À l’occasion de cette fête sacrée, les fidèles se tournent vers les enseignements historiques de la foi pour redonner son sens véritable à la Tabaski. Selon Ousmane Bodi, le message spirituel de cette célébration repose sur quatre piliers fondamentaux. Le tout premier est la soumission absolue et la confiance totale en Allah, illustrées par l’obéissance du prophète Ibrahim face à la volonté divine.
Le croyant doit se rappeler que la foi véritable implique de placer les prescriptions célestes au-dessus de ses propres désirs terrestres. Le second pilier réside dans le détachement des passions et des biens matériels, l’homme ne devant jamais idolâtrer ce qu’il possède.
La dimension communautaire s’exprime de manière rigoureuse à travers le troisième pilier, qui est le partage. La tradition islamique exige une gestion bien précise de la viande du sacrifice. Ousmane Bodi rappelle que l’animal immolé doit être divisé en trois portions strictement égales. La première partie est réservée à la cellule familiale, la deuxième est offerte aux amis et aux proches, tandis que la troisième doit être impérativement distribuée aux plus démunis.
Ce geste de solidarité vise à briser les barrières sociales et à soutenir le prochain. Pour cette célébration, l’invité insiste également sur des critères de conformité de l’animal: le mouton choisi ne doit être ni borgne, ni malade, ni excessivement chétif, et l’immolation ne peut se faire qu’une fois que l’imam a lui-même sacrifié sa bête après le sermon de la prière.

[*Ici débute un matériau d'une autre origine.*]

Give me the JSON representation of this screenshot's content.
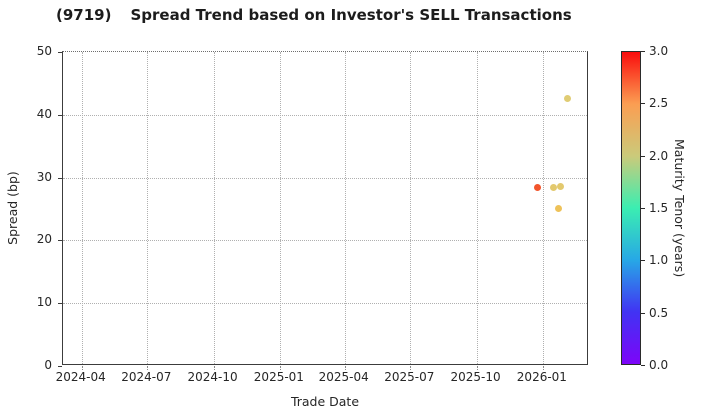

Le quatrième pilier est celui du pardon et de la fraternité. La Tabaski constitue une opportunité majeure pour les familles de se rassembler, de mettre de côté les différends et de sceller des réconciliations durables. Évoquant le lien historique et complémentaire entre cette fête et le pèlerinage à la Mecque (le Hadj) qui se déroulent durant le même mois sacré, le pèlerin a partagé son témoignage personnel.
Il décrit le Hadj comme un tournant majeur qui impose une transformation profonde, une purification et un recentrage sur l’essentiel. À la Mecque, le brassage des races et des classes sociales, où chaque homme est vêtu du même habit blanc, efface toute distinction entre riches et pauvres pour rappeler l’égalité absolue des êtres humains devant le Créateur.
Face au contexte économique difficile, l’invité exhorte les fidèles à ne pas s’endetter ni à aller au-delà de leurs capacités financières pour acheter un mouton, la religion interdisant de se mettre en détresse pour accomplir ce rite.